Diante da franca ascensão da piscicultura brasileira, especialistas do setor acreditam que em 20 anos o Brasil será o maior produtor mundial de peixes de cultivo.
A produção em 2020 foi de 802,3 mil toneladas, crescimento de 5,93%, o segundo melhor desempenho desde 2014, segundo a Associação Brasileira da Piscicultura (Peixe BR). O país é o quarto maior produtor de peixe do mundo, atrás apenas da China, Indonésia e Egito. E a tilápia já representa 60% da produção nacional, com mais de 486 mil toneladas, crescimento de 12,5% no ano.
Puxada pelo Paraná, a região Sul lidera a produção de tilápia com 213.351 toneladas, 44% do total produzido em todo o país.
A liderança do Estado na criação de peixes de cultivo se consolida a cada ano. O volume em 2020 chegou a 166 mil toneladas, aumento de 14% em relação a 2019, quando foram comercializadas 146.212 toneladas, de acordo com dados da Peixe BR. O resultado é cerca de 135% superior ao obtido por São Paulo, vice-líder com 74,6 mil toneladas.
Dentro desse contexto, a piscicultura do Oeste do Paraná vem ao longo dos anos calcando seu caminho e os números mais recentes apontam a região como uma das grandes produtoras de peixe no cenário nacional, especialmente a tilápia.
A consolidação do sucesso é inerente às cooperativas, que desempenham um papel de extrema relevância para impulsionar a atividade que cresce em ritmo maior que no país como um todo.
A Cooperativa Agroindustrial C.Vale, de Palotina, trabalha exclusivamente com tilápias e colabora de maneira direta para o avanço da profissionalização de toda a cadeia de produção piscícola da região.
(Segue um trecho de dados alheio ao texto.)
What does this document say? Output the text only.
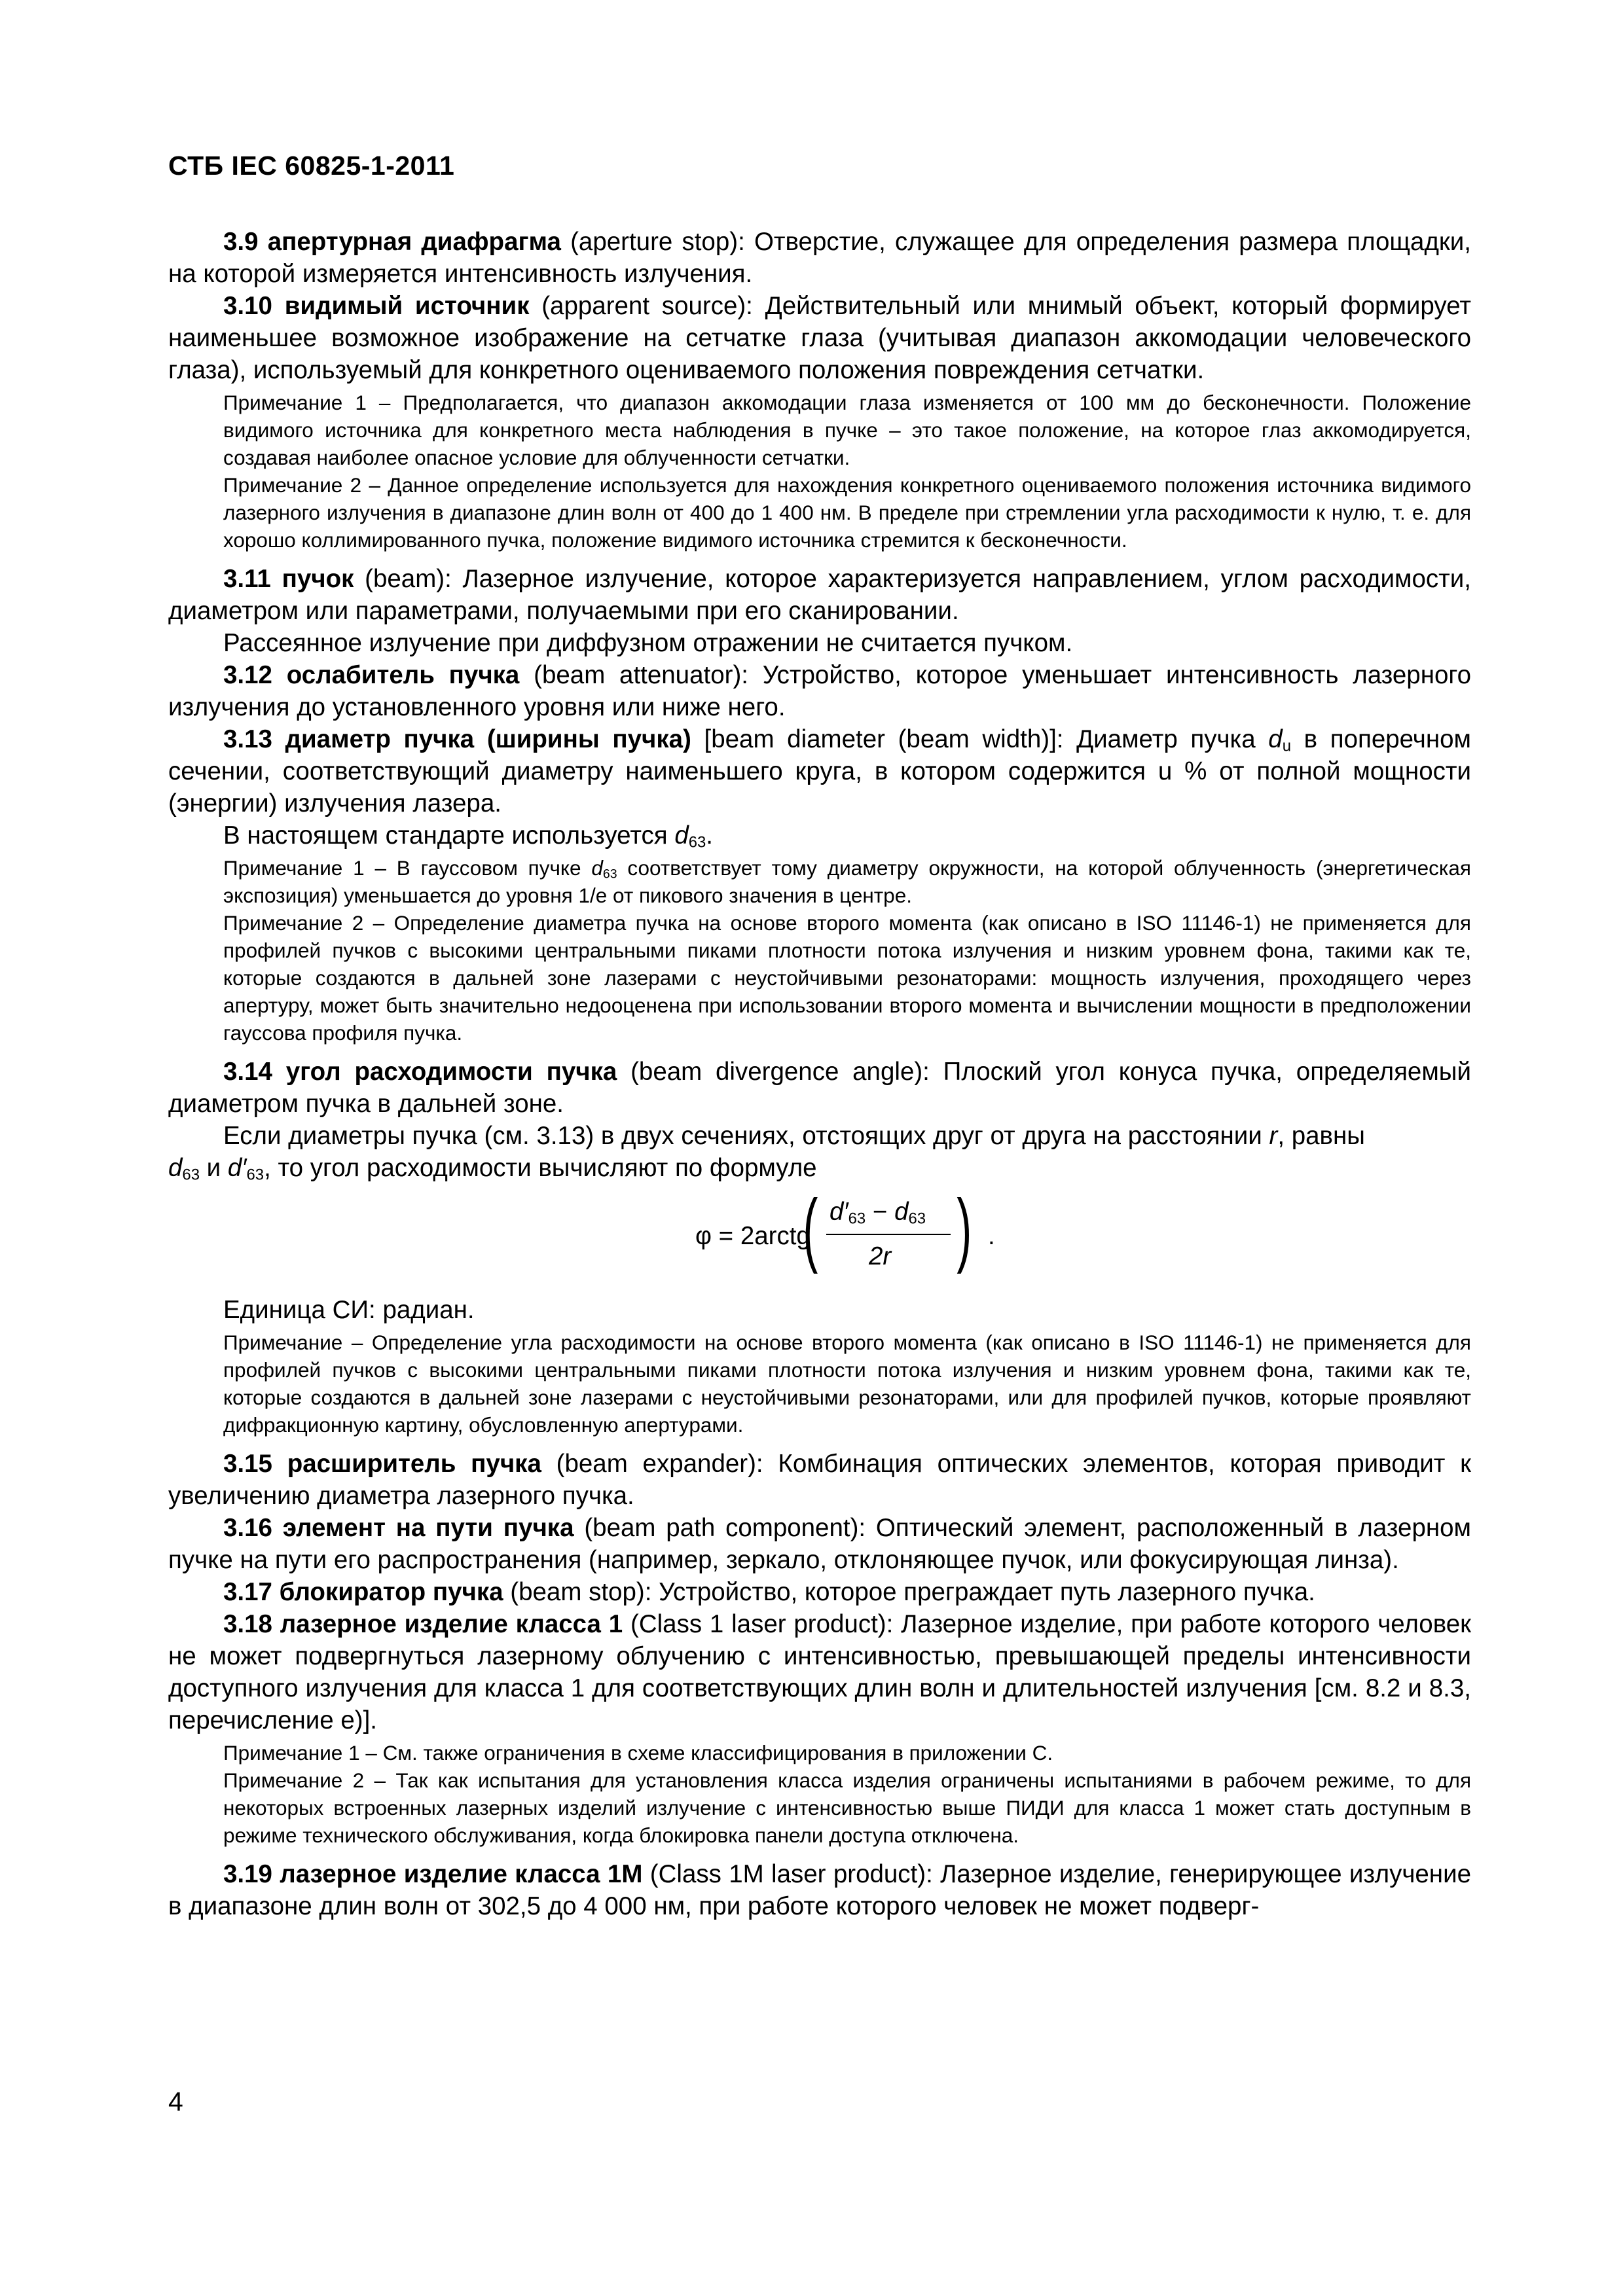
СТБ IEC 60825-1-2011

3.9 апертурная диафрагма (aperture stop): Отверстие, служащее для определения размера площадки, на которой измеряется интенсивность излучения.

3.10 видимый источник (apparent source): Действительный или мнимый объект, который формирует наименьшее возможное изображение на сетчатке глаза (учитывая диапазон аккомодации человеческого глаза), используемый для конкретного оцениваемого положения повреждения сетчатки.

Примечание 1 – Предполагается, что диапазон аккомодации глаза изменяется от 100 мм до бесконечности. Положение видимого источника для конкретного места наблюдения в пучке – это такое положение, на которое глаз аккомодируется, создавая наиболее опасное условие для облученности сетчатки.

Примечание 2 – Данное определение используется для нахождения конкретного оцениваемого положения источника видимого лазерного излучения в диапазоне длин волн от 400 до 1 400 нм. В пределе при стремлении угла расходимости к нулю, т. е. для хорошо коллимированного пучка, положение видимого источника стремится к бесконечности.

3.11 пучок (beam): Лазерное излучение, которое характеризуется направлением, углом расходимости, диаметром или параметрами, получаемыми при его сканировании.

Рассеянное излучение при диффузном отражении не считается пучком.

3.12 ослабитель пучка (beam attenuator): Устройство, которое уменьшает интенсивность лазерного излучения до установленного уровня или ниже него.

3.13 диаметр пучка (ширины пучка) [beam diameter (beam width)]: Диаметр пучка $d_u$ в поперечном сечении, соответствующий диаметру наименьшего круга, в котором содержится u % от полной мощности (энергии) излучения лазера.

В настоящем стандарте используется $d_{63}$.

Примечание 1 – В гауссовом пучке $d_{63}$ соответствует тому диаметру окружности, на которой облученность (энергетическая экспозиция) уменьшается до уровня 1/e от пикового значения в центре.

Примечание 2 – Определение диаметра пучка на основе второго момента (как описано в ISO 11146-1) не применяется для профилей пучков с высокими центральными пиками плотности потока излучения и низким уровнем фона, такими как те, которые создаются в дальней зоне лазерами с неустойчивыми резонаторами: мощность излучения, проходящего через апертуру, может быть значительно недооценена при использовании второго момента и вычислении мощности в предположении гауссова профиля пучка.

3.14 угол расходимости пучка (beam divergence angle): Плоский угол конуса пучка, определяемый диаметром пучка в дальней зоне.

Если диаметры пучка (см. 3.13) в двух сечениях, отстоящих друг от друга на расстоянии r, равны
$d_{63}$ и $d'_{63}$, то угол расходимости вычисляют по формуле

φ = 2arctg
( $d'_{63} - d_{63}$
2r ) .

Единица СИ: радиан.

Примечание – Определение угла расходимости на основе второго момента (как описано в ISO 11146-1) не применяется для профилей пучков с высокими центральными пиками плотности потока излучения и низким уровнем фона, такими как те, которые создаются в дальней зоне лазерами с неустойчивыми резонаторами, или для профилей пучков, которые проявляют дифракционную картину, обусловленную апертурами.

3.15 расширитель пучка (beam expander): Комбинация оптических элементов, которая приводит к увеличению диаметра лазерного пучка.

3.16 элемент на пути пучка (beam path component): Оптический элемент, расположенный в лазерном пучке на пути его распространения (например, зеркало, отклоняющее пучок, или фокусирующая линза).

3.17 блокиратор пучка (beam stop): Устройство, которое преграждает путь лазерного пучка.

3.18 лазерное изделие класса 1 (Class 1 laser product): Лазерное изделие, при работе которого человек не может подвергнуться лазерному облучению с интенсивностью, превышающей пределы интенсивности доступного излучения для класса 1 для соответствующих длин волн и длительностей излучения [см. 8.2 и 8.3, перечисление e)].

Примечание 1 – См. также ограничения в схеме классифицирования в приложении С.

Примечание 2 – Так как испытания для установления класса изделия ограничены испытаниями в рабочем режиме, то для некоторых встроенных лазерных изделий излучение с интенсивностью выше ПИДИ для класса 1 может стать доступным в режиме технического обслуживания, когда блокировка панели доступа отключена.

3.19 лазерное изделие класса 1М (Class 1M laser product): Лазерное изделие, генерирующее излучение в диапазоне длин волн от 302,5 до 4 000 нм, при работе которого человек не может подверг-

4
Segundo o supervisor de Aquicultura da C.Vale, Gustavo Fernandes, o sistema de integração, a partir do qual a cooperativa se responsabiliza pelo fornecimento de todos os insumos necessários para a produção (rações, peixes juvenis, logística de despesca e transporte para o frigorífico), proporciona mais respaldo aos produtores devido à certeza de entrega da sua produção e recebimento da mesma. “Esta segurança permite aos produtores se manterem na atividade e até mesmo realizarem compromissos futuros, realizando mais investimentos, pois há a garantia de retorno”, menciona.
Para ele, produtores independentes podem ter dificuldade para a comercialização da produção e pagamento. “São inúmeros os casos de produtores que ainda possuem produções entregues com pagamento pendente e até mesmo casos em que os produtores precisaram abandonar a atividade”, ressalta.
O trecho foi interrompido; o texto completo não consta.